When P2P became popular under Napster, this community was the undisputed king of file-sharing. Its impressive array of mp3 files drew an enormous quantity of individuals to this network, totaling nearly 1.5 million at its peak. However, its glory would not last as the RIAA successfully forced the closure of this network. Permanent indexing servers that were affixed to Napster’s home in Silicon Valley were this community’s Achilles’ heal.
Although P2P suffered a significant setback, file-sharing was far from dead. Advances such as decentralized networking made shutting down a community a thing of the past. Based on the decentralized concepts brought forth by Gnutella, FastTrack emerged as the next king of file-sharing. FastTrack, under the flags of Kazaa, Grokster and iMesh, are more of a hybrid network as it used decentralized supernodes to act as temporary indexing servers.
FastTrack was also powered under the flag of Morpheus during its early days. During this period, FastTrack was considered by many to be in its purist form.
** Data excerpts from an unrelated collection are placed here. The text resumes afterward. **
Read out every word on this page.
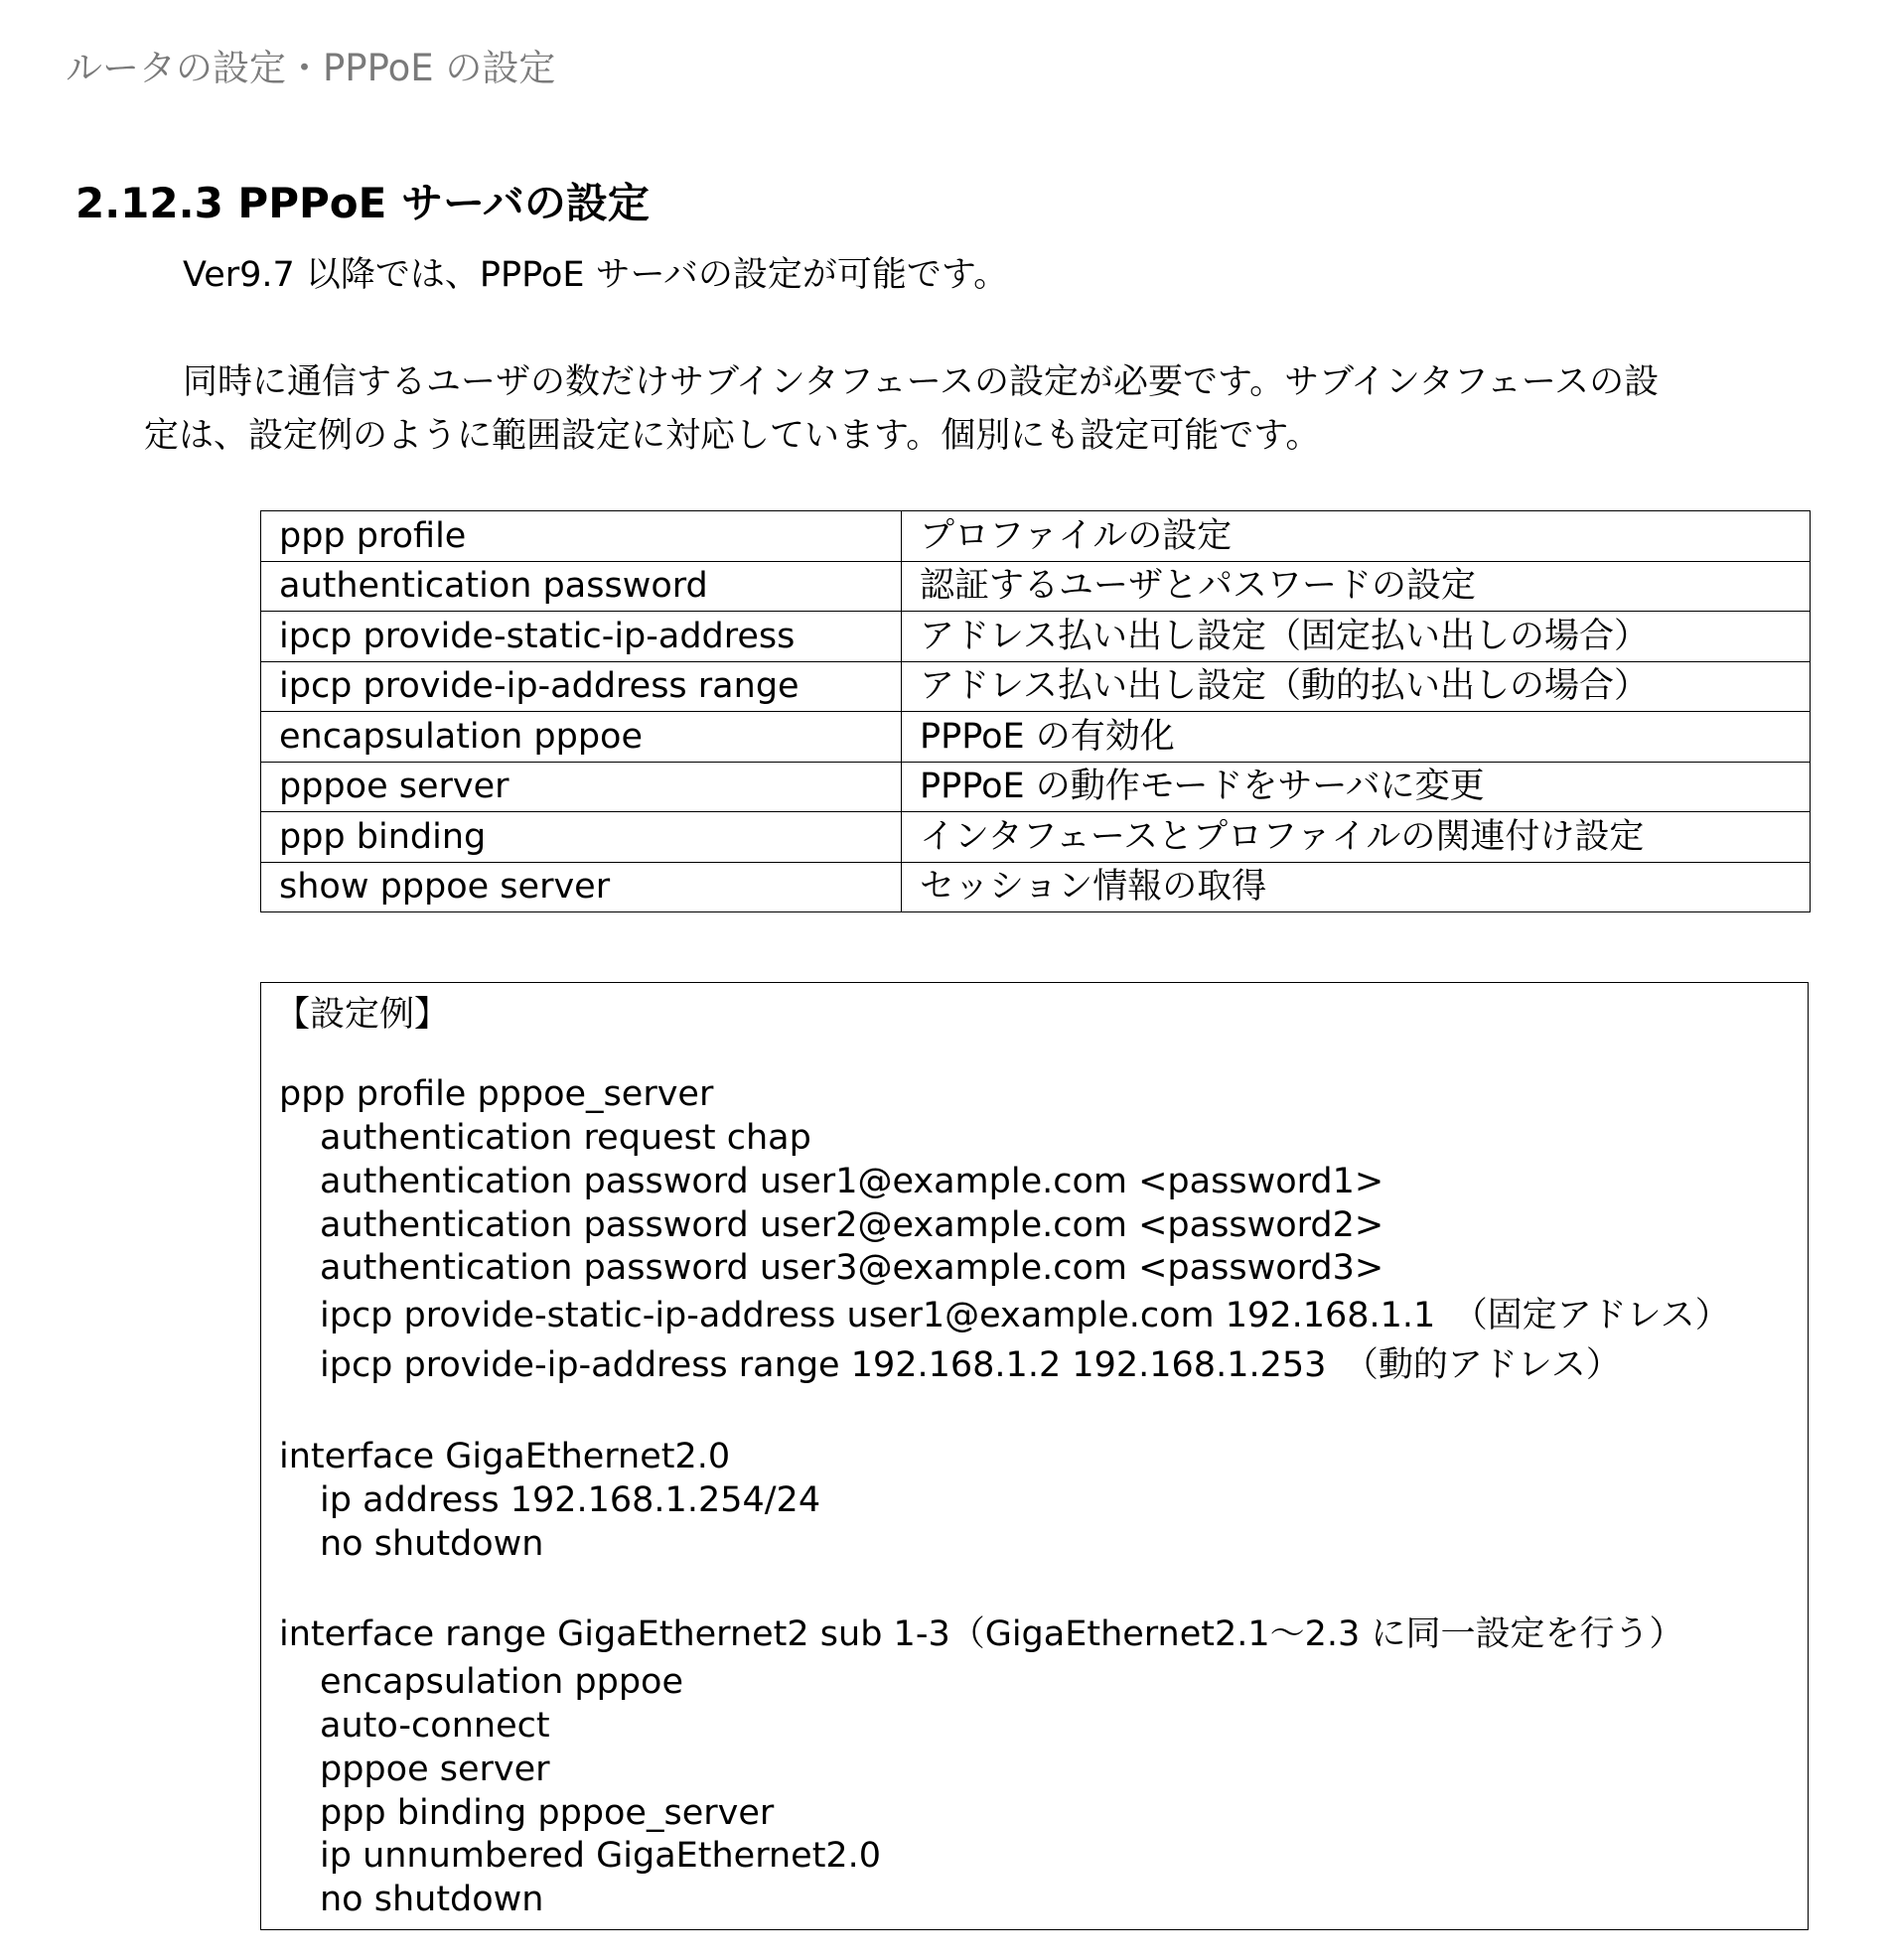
ルータの設定・PPPoE の設定
2.12.3 PPPoE サーバの設定
Ver9.7 以降では、PPPoE サーバの設定が可能です。
同時に通信するユーザの数だけサブインタフェースの設定が必要です。サブインタフェースの設
定は、設定例のように範囲設定に対応しています。個別にも設定可能です。
ppp profile	プロファイルの設定
authentication password	認証するユーザとパスワードの設定
ipcp provide-static-ip-address	アドレス払い出し設定（固定払い出しの場合）
ipcp provide-ip-address range	アドレス払い出し設定（動的払い出しの場合）
encapsulation pppoe	PPPoE の有効化
pppoe server	PPPoE の動作モードをサーバに変更
ppp binding	インタフェースとプロファイルの関連付け設定
show pppoe server	セッション情報の取得
【設定例】
ppp profile pppoe_server
authentication request chap
authentication password user1@example.com <password1>
authentication password user2@example.com <password2>
authentication password user3@example.com <password3>
ipcp provide-static-ip-address user1@example.com 192.168.1.1　（固定アドレス）
ipcp provide-ip-address range 192.168.1.2 192.168.1.253　（動的アドレス）
interface GigaEthernet2.0
ip address 192.168.1.254/24
no shutdown
interface range GigaEthernet2 sub 1-3（GigaEthernet2.1～2.3 に同一設定を行う）
encapsulation pppoe
auto-connect
pppoe server
ppp binding pppoe_server
ip unnumbered GigaEthernet2.0
no shutdown
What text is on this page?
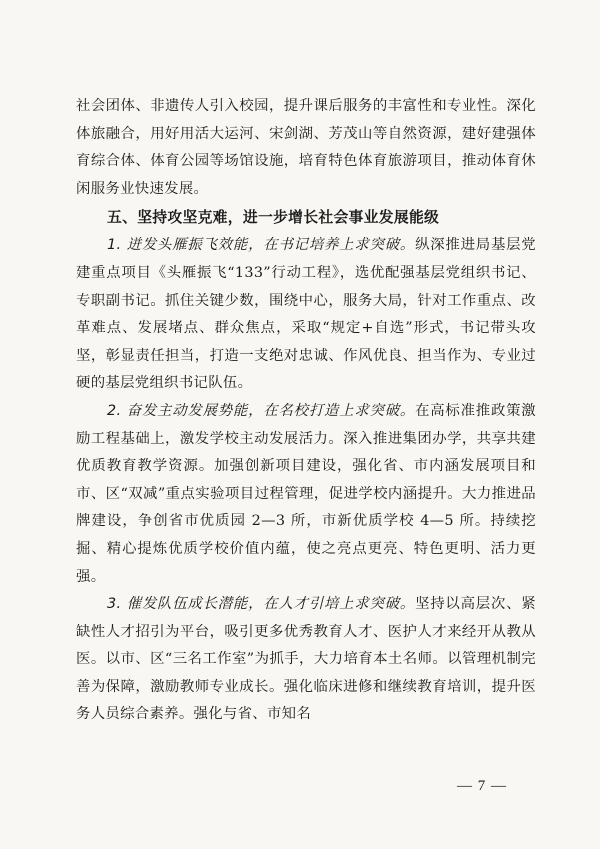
社会团体、非遗传人引入校园，提升课后服务的丰富性和专业性。深化体旅融合，用好用活大运河、宋剑湖、芳茂山等自然资源，建好建强体育综合体、体育公园等场馆设施，培育特色体育旅游项目，推动体育休闲服务业快速发展。

五、坚持攻坚克难，进一步增长社会事业发展能级

1. 迸发头雁振飞效能，在书记培养上求突破。纵深推进局基层党建重点项目《头雁振飞“133”行动工程》，选优配强基层党组织书记、专职副书记。抓住关键少数，围绕中心，服务大局，针对工作重点、改革难点、发展堵点、群众焦点，采取“规定+自选”形式，书记带头攻坚，彰显责任担当，打造一支绝对忠诚、作风优良、担当作为、专业过硬的基层党组织书记队伍。

2. 奋发主动发展势能，在名校打造上求突破。在高标准推政策激励工程基础上，激发学校主动发展活力。深入推进集团办学，共享共建优质教育教学资源。加强创新项目建设，强化省、市内涵发展项目和市、区“双减”重点实验项目过程管理，促进学校内涵提升。大力推进品牌建设，争创省市优质园 2—3 所，市新优质学校 4—5 所。持续挖掘、精心提炼优质学校价值内蕴，使之亮点更亮、特色更明、活力更强。

3. 催发队伍成长潜能，在人才引培上求突破。坚持以高层次、紧缺性人才招引为平台，吸引更多优秀教育人才、医护人才来经开从教从医。以市、区“三名工作室”为抓手，大力培育本土名师。以管理机制完善为保障，激励教师专业成长。强化临床进修和继续教育培训，提升医务人员综合素养。强化与省、市知名

— 7 —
There was no spyware, no adware and no bit rate limits. In fact, its multi-source downloading feature, large userbase and decentralized nature made it in many ways better than Napster.
However, its sister client, Kazaa was quickly rising to prominence. Sharman Networks owned the rights to the FastTrack protocol and the Kazaa client. For reasons that to this day remain unclear, Sharman forced Morpheus off the network. From then on, Kazaa became the dominant FastTrack client.